Sunday, August 25, 2013

Busy bee.

I've been really busy lately. It's only today that I realized I haven't written anything on this blog for so long! Let me fill you in, quickly, on what's been occupying my days...

- School work: at the end of my studies, I had one more paper to complete this Summer. It's all over since a couple of days, and I'm anxiously awaiting my result! Two diplomas in one year; it's been very busy, but all worth it of course.

- Related to finishing my studies: looking for a job! I've only applied to a few so far, because I want to try and find something that I really want to do, and can be passionate about every day. Maybe I'm too optimistic, but you can't blame me for trying (at least at first)!

- Planning our wedding! People always say planning your own wedding is a hell of a lot of work, but you always think "Oh, I'll manage, I have some spare time anyway". And I do have time, that's not the problem, but last week suddenly things went wrong, and I was not prepared for that. A change of venue because of a double booking, a whole lot of stress, but things worked out in the end. I was even surprised by how quickly we (myself, my family, and my husband-to-be) had fixed everything. So most things have been decided on by now, but there's still a few tiny details to get in order. Guess it will keep me busy for a little while longer!

- Cycling: one of my "new" hobbies. This Summer, my best friend and I have been going on a lot of random cycling trips, without a destination, just riding around. We've discovered there's a lot of our neighbourhood that we didn't know about, with lovely Narnia-like countrysides where we can get lost for hours (no joke, we rode around for more than three hours yesterday evening because we had no clue where we were. Got home safely though, no worries there, but I was completely exhausted). Tiny spontaneous adventures like these are the best!
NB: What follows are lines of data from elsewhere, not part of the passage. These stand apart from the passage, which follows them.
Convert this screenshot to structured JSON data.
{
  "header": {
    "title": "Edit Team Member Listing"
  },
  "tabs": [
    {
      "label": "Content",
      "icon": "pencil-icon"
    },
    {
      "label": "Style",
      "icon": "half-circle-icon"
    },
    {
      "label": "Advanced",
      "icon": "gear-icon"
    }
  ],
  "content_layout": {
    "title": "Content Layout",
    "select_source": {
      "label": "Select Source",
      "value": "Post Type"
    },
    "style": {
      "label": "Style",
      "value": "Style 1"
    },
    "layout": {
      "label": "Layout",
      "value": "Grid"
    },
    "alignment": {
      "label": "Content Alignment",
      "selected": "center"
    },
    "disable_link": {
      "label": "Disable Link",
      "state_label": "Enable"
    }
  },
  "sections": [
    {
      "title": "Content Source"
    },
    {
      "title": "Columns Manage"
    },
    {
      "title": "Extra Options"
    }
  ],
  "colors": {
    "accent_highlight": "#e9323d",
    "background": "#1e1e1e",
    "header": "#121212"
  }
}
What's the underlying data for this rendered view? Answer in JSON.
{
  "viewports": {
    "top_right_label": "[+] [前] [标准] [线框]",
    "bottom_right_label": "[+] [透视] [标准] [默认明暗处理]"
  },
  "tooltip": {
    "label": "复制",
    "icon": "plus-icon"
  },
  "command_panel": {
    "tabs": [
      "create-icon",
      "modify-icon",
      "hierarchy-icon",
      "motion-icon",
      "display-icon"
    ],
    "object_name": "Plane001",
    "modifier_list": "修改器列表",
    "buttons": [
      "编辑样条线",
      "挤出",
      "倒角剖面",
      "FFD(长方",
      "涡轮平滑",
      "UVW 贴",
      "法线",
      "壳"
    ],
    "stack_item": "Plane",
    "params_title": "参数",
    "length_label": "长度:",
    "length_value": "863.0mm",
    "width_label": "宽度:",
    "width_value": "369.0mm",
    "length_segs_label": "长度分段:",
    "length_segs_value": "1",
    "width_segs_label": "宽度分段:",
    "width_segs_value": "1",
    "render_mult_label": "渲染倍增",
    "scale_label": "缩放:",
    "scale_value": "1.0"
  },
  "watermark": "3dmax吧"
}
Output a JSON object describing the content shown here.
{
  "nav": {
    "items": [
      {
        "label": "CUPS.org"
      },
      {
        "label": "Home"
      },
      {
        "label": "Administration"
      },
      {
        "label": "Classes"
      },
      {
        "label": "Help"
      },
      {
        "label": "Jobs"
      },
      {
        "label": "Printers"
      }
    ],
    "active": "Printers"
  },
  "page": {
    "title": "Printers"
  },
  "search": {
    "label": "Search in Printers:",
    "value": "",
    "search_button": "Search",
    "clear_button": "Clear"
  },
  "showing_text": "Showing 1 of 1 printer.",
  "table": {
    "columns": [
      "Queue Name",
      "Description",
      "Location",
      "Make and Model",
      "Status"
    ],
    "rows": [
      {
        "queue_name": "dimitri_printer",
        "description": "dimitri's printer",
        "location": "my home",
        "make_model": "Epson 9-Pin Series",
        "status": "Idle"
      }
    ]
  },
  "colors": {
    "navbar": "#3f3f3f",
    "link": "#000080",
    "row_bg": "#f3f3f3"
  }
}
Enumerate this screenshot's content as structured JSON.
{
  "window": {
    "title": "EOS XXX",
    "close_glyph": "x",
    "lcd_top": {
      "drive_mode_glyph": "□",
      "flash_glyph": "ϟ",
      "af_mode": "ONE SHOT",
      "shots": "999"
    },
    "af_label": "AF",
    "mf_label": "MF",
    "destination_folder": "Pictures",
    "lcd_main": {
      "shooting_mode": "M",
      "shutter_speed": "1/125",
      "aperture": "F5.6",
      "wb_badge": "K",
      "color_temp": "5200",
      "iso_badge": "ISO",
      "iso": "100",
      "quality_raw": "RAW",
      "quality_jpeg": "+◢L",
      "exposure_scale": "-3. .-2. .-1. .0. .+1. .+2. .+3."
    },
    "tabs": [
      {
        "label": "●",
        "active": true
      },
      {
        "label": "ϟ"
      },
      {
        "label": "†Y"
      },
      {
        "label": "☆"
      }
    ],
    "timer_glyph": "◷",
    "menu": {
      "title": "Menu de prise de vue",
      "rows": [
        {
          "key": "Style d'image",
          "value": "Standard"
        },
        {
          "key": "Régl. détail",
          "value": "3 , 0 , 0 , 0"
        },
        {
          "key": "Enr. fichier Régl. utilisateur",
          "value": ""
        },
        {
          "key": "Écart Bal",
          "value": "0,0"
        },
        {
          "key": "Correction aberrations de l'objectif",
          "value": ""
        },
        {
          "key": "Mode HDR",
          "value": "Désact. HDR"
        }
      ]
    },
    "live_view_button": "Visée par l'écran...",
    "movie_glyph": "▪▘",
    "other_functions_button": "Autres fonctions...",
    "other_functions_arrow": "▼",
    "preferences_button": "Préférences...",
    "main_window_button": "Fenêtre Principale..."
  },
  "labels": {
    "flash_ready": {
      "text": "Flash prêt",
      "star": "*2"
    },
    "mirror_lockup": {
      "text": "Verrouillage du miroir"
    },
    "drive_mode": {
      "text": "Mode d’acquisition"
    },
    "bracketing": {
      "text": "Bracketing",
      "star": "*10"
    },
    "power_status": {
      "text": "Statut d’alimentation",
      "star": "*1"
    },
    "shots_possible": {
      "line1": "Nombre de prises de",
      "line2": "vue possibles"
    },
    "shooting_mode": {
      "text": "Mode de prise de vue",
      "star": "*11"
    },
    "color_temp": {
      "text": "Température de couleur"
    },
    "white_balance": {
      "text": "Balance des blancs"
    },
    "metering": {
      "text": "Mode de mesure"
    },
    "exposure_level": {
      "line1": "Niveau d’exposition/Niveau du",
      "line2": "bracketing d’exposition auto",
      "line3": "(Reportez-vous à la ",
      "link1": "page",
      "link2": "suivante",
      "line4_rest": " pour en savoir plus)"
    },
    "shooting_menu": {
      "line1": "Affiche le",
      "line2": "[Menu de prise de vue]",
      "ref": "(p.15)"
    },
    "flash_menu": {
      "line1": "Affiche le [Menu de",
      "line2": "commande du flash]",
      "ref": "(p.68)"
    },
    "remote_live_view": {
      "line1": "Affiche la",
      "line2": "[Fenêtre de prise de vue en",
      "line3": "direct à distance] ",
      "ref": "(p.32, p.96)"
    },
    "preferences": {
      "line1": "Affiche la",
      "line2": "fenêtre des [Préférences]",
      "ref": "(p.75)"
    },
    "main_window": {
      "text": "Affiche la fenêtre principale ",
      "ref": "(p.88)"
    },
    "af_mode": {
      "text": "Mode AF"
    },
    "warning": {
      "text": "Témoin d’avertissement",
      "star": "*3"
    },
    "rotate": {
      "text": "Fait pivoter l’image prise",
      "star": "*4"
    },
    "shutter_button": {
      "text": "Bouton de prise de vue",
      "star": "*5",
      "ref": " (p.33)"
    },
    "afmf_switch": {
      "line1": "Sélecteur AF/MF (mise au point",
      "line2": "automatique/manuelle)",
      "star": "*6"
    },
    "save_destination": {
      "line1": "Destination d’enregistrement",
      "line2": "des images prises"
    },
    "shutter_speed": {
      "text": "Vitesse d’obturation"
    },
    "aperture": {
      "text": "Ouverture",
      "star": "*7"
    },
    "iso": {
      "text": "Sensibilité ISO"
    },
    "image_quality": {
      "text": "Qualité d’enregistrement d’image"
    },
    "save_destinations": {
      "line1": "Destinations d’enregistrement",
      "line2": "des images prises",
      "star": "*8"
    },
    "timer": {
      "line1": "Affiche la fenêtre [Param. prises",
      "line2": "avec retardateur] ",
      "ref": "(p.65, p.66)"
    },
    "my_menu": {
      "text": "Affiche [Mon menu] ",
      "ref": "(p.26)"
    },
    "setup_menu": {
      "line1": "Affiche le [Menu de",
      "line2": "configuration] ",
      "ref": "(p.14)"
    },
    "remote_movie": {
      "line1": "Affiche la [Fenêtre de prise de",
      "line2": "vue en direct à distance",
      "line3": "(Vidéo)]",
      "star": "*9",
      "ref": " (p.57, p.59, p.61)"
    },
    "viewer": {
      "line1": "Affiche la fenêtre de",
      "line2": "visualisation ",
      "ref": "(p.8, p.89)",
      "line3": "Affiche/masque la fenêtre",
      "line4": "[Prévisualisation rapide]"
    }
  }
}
- I've also been thinking about setting up a small shop on Etsy. I have been crafting so much lately (wedding invitations, cosplay stuff, and more) and it's something I really love doing. I'm just not sure what kind of things to put in the shop exactly... So while I brainstorm about that, I just keep on crafting some more. I'm not cut out to be a designer or anything, it will always stay a hobby for me, but it's one of the loveliest pastimes for sure. So why not do something more with it?

So there you have it! A summary of my life the past few months, and probably the next month to come as well. I do hope to find a job soon; something that will make me happy doing it every day. But if that doesn't work out for some reason, I'll always have my crafting to make me happy.
You can expect some more crafting updates soon-ish, because I'll be looking for some feedback. Until then, go and have some adventures of your own!

Tuesday, May 28, 2013

Time to get passionate!

It's that time again... end of thesis and start of exams time. My most creative time of the year, for some reason. And this time I realized... I don't really have something I'm crazy passionate about. There are tons of things that excite me and that I like doing, but nothing that awakes true, irrevocable passion inside me. And I firmly believe that everyone needs a passion!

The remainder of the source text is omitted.